How Manon Wertenbroek’s sculptures enhance human body’s biggest taboos
Chaque saison, Numéro art propose avec la maison Gucci un aperçu des jeunes talents de la scène artistique française. Aujourd’hui, focus sur la sculpture viscérale de Manon Wertenbroek, dont les œuvres rencontrent la délicatesse d’un savoir-faire minutieux et la trivialité d’inspirations plus organiques, telles que la mue ou les boyaux.
En 1974, le psychanalyste Didier Anzieu formulait pour la première fois le concept du “moi-peau”. Selon cette habile métaphore, la surface palpable de la peau retenant l’intérieur du corps refléterait celle, plus abstraite, du “moi” envelop- pant l’appareil psychique : toute atteinte à la peau deviendrait alors une atteinte au moi et au précieux contenu qu’il renferme. Si l’analogie du moi-peau se cantonne à la psychanalyse, Manon Wertenbroek semblerait, cinquante ans après sa théorisation, lui donner forme inconsciemment. Dans ses œuvres, cette jeune plasticienne helvético-néerlandaise matérialise systématiquement la peau sans lui donner corps, détachée de son support charnel. Sur une fermeture à glissière verticale méticuleusement collée au mur et fondue dans sa surface, l’épiderme devient celui de la paroi vierge masquée par le Zip. Sur des cadres quadrillés comme des fenêtres, ce sont des cuirs noir ou rouge qui évoquent la peau, tantôt froissés, tantôt tendus par des pontets en métal qui soulignent leur souplesse. Sur une combinaison pendue sur un cintre, celle-ci s’incarne dans une mue en latex couleur chair où l’artiste laisse l’empreinte de sa propre silhouette, transpercée de chaînes argentées dessinant des losanges comme sur le costume d’Arlequin.
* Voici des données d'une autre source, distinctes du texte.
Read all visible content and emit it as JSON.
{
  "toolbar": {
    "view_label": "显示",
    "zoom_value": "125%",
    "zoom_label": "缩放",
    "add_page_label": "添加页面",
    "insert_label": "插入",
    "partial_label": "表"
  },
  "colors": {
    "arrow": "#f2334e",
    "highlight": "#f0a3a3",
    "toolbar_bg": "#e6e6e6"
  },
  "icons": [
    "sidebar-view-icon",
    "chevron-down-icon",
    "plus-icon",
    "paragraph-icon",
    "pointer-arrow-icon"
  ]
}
Car dans sa pratique, Manon Wertenbroek, née en Suisse romande de parents néerlandais, parle sans cesse du corps sans jamais le représenter directement. Pour ce faire, la jeune femme est d’abord passée par la photographie, où elle fusionnait déjà l’objet, l’être humain et l’environnement durant l’instant fugace de la prise de vue. Il y a à peine un an et demi, lorsque l’artiste décide de se consacrer pleinement à la sculpture, c’est la révélation : sa pratique se fonde enfin sur le contact tactile avec la matière, convoquant une délicatesse qui confine au fétichisme. “Je traite presque mes œuvres comme si je les soignais”, commente l’artiste, chez qui précision, détail et minutie sont de mise. Lorsqu’elle fixe au mur des attaches brunes pour y faire passer une corde, toutes sont espacées également pour imiter le laçage croisé d’un corset : tout comme ses Zip, l’artiste camoufle le système dans son support à l’aide de couches d’enduit et de peinture qu’elle s’applique à superposer et à aplanir pendant des heures. Un travail d’orfèvre qui se double paradoxalement d’une douleur explicite : quand Manon Wertenbroek pince et tord son cuir, elle s’imagine par exemple percer une peau à l’aiguille. “Ces morceaux de cuir sont en fait des morceaux de corps !” s’exclame-t-elle, résumant spontanément la sensualité de ses œuvres et la violence suggérée par ses techniques.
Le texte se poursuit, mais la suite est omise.